Vindicate (Recovered Innocence #1)(2)
“I wasn’t going to tell you this because I knew what you’d say, but I think I might have a new lead.”
He holds up a hand. “Stop it. Stop it, right now.”
I ignore him and continue. “I think I found a witness who could—”
“Damn it, Cora! I told you to stop.”
His outburst has a couple of the guards coming off the wall where they’ve been leaning and looking at him hard. Beau waves them back and takes a deep breath, scrubbing his hands over his face.
“My life is ruined,” he finally says. I hate it when he talks like this. I refuse to believe that he’ll never get out of here. I refuse to believe that the criminal justice system that failed him won’t ever redeem itself by righting its wrong and setting him free.

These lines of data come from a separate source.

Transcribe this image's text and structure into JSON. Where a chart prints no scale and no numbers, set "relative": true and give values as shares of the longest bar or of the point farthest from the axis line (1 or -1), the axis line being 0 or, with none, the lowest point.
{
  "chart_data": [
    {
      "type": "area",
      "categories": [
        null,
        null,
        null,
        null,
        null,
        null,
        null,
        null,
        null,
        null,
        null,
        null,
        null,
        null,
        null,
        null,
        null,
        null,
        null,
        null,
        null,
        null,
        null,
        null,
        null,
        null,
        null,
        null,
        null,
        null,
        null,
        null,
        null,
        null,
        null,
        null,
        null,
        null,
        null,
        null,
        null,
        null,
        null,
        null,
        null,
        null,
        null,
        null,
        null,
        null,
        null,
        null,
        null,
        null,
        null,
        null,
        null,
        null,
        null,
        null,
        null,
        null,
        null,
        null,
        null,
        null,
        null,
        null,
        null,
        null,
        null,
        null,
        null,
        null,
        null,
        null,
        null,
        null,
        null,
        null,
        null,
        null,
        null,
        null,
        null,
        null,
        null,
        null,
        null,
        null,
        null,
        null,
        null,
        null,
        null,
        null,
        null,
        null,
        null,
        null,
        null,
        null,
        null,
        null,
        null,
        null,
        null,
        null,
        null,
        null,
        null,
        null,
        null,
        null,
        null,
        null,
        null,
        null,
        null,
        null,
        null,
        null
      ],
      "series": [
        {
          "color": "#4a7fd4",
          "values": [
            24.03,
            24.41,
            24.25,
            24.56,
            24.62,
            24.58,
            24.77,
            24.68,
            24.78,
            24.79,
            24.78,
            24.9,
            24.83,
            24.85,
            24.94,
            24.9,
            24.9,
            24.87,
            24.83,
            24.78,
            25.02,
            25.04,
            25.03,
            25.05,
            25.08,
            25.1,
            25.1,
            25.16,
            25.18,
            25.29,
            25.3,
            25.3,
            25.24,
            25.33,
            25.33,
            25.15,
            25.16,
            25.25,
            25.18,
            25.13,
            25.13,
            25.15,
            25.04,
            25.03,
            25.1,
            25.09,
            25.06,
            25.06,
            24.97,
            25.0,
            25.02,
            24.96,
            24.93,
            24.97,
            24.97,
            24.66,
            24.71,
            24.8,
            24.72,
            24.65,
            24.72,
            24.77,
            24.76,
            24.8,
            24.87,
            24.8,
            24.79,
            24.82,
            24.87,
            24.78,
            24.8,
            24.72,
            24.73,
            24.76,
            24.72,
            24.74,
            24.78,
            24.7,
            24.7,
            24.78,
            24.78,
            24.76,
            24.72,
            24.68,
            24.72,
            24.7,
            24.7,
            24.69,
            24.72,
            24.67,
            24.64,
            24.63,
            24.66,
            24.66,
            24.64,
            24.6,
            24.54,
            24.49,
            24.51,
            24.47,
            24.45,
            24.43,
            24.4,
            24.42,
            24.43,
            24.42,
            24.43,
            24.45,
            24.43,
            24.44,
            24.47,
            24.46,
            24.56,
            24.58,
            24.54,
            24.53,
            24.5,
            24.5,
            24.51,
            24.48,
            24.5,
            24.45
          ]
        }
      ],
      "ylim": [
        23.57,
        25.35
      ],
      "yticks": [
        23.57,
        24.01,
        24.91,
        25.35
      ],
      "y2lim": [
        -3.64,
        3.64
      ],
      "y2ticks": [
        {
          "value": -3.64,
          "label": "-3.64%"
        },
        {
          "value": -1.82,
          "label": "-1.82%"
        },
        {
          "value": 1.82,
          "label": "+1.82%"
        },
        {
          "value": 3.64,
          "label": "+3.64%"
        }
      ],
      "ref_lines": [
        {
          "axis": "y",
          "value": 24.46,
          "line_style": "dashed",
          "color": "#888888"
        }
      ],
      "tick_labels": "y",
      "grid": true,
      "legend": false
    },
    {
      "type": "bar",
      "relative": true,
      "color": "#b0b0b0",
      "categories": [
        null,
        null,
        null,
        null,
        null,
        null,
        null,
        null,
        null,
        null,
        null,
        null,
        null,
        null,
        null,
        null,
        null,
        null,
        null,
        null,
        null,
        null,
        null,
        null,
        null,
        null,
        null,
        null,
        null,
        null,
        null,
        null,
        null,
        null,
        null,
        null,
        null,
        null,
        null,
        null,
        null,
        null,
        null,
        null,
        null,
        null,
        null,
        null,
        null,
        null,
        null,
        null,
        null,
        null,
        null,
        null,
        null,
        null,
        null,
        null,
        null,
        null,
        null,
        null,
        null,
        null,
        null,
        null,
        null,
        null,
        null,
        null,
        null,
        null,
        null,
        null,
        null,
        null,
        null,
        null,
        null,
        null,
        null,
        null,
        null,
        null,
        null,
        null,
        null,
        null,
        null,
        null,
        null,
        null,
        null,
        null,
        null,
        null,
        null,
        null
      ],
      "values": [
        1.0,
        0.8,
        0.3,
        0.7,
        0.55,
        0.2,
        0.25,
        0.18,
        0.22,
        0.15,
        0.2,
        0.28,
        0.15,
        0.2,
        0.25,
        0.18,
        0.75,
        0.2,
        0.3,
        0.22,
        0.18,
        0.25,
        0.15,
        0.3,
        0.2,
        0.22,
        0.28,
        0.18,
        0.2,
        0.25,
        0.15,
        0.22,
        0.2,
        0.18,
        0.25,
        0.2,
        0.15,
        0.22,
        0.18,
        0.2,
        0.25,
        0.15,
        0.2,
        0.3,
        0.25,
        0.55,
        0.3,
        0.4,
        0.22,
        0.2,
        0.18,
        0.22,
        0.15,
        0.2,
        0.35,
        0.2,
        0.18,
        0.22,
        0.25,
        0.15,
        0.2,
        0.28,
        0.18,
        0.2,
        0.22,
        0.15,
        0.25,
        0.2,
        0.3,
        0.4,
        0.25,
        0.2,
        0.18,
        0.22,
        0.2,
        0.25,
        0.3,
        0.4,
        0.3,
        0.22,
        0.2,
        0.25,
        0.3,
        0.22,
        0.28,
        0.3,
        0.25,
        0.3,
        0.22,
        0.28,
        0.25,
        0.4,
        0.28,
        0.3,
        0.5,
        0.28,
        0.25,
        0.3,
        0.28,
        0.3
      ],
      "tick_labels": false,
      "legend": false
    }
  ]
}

“Your life isn’t,” he continues. “I don’t want any more of this to touch you. For f*ck’s sake, let it go.” He leans across the table at me. His look and tone turn threatening. “Let it go.” Then he gets up from the table and heads for the door that will take him back to his cell, ending our visit.
“Happy birthday!” I call after him. “I love you!”
He doesn’t respond or acknowledge me in any way. His mind is already back on the cell block. I’ve screwed up this visit and his birthday. I have to find a way to make it up to him, but I know nothing short of getting him out of this hellhole will make it right.
As I stand to leave, I wonder why I bother with these visits. He never seems to enjoy them, is never glad to see me. If anything, he appears to be annoyed and inconvenienced by my visits. He’s given up on himself just as our mother, then our father, gave up on him. Maybe, I think, as I burst out of the prison and into the blazing mid-afternoon sun, I keep up the visits to give us both something we haven’t had in a long, long time—hope.
But hope is a dangerous thing to court when there’s nothing to support it. Sometimes it almost feels as if I’m tipping headfirst into a kind of vicious insanity where I keep doing the same things over and over, expecting different results. It’s no way to live, but it’s my life. And it’s Beau’s until I can figure out a way to get him out of here.
I climb into my car and curse its lack of air-conditioning. I have the money to fix it, but it’s not my money—it’s Beau’s. So I roll down the windows and crank up the radio over the sound of the wind and head for home.
Some NPR talking head begins the hour with one of those feel-good stories that people like to repost over and over on social media. About how there really is good in the world and good in people. But with the prison behind me, and a long, hot drive ahead of me, I’m finding it hard to believe there’s anything good or just here or anywhere else in the world.
Something the host says has me cranking up the sound on my crappy radio as high as it will go.
“—your work with The Freedom Project led to the release of Maurice Battle after he spent nearly forty years in prison for a crime he didn’t commit.”
I jerk the wheel and skid to a stop on the shoulder. A cloud of dust comes up around the car and into my rolled-down windows. I cough, scrambling for the notebook I always keep in my bag, as the man being interviewed answers.
“Our agency takes on one pro bono case per year. We devoted as much time, energy, and effort toward this case as we do all of our cases. We’re thrilled that our work led to the exoneration of Mr. Battle.”
“What agency?” I scream at the radio, my pen poised to write it down.
They talk a little bit more about the case and the evidence the agency found that made all the difference, and I feel like I was meant to hear this story. That my fight with my brother was part of a grander scheme that put me in my car at the exact moment when the information I needed to help Beau would be handed to me.
The story is winding down and I still don’t know who this magician is who freed a wrongfully convicted man. A truck honks at me just as the host is thanking his guest and I catch only the last part of his sentence before they cut to the next segment.
“—Nash Security and Investigation.”
“What city? Where?” I yell at the radio. Something about getting lower insurance rates that I couldn’t give two shits about.
Nash Security and Investigation. I’m thankful to have that much, at least, as I grab my cellphone to test my Google-fu and see if I can figure out where in the U.S. this Nash agency is. But I’m in the middle of the godforsaken California desert and there’s no service.
I stuff my phone into my bag and pull back out onto the freeway, thinking about what I just learned. I never look for signs or believe in fate or angels or anything I can’t touch, taste, see, smell, or hear, but I can’t ignore the feeling deep in the pit of my stomach that I’m onto something big here. That finally there might be someone who can help me help Beau.
Chapter 2
Leo
The phone hasn’t stopped ringing since my dad was interviewed on NPR. Mostly it’s a lot of people wanting to get out of traffic tickets, child support, and probation. An occasional sob story gets thrown in the mix now and then, and I can see dad wanting to help, but the fact is he can’t pay Savannah, Al, Jerry, himself, and me if every case he takes on we do for free.
Not that I get paid much. I’m supposed to be learning the business from the ground up so I can take over when Dad retires. This means coffee runs, filing, trash duty, and the occasional fast-food pickup. Only Dad hasn’t taken the hint that I’m not going to law school just so I can stake out cheating spouses and fraudulent disability claims.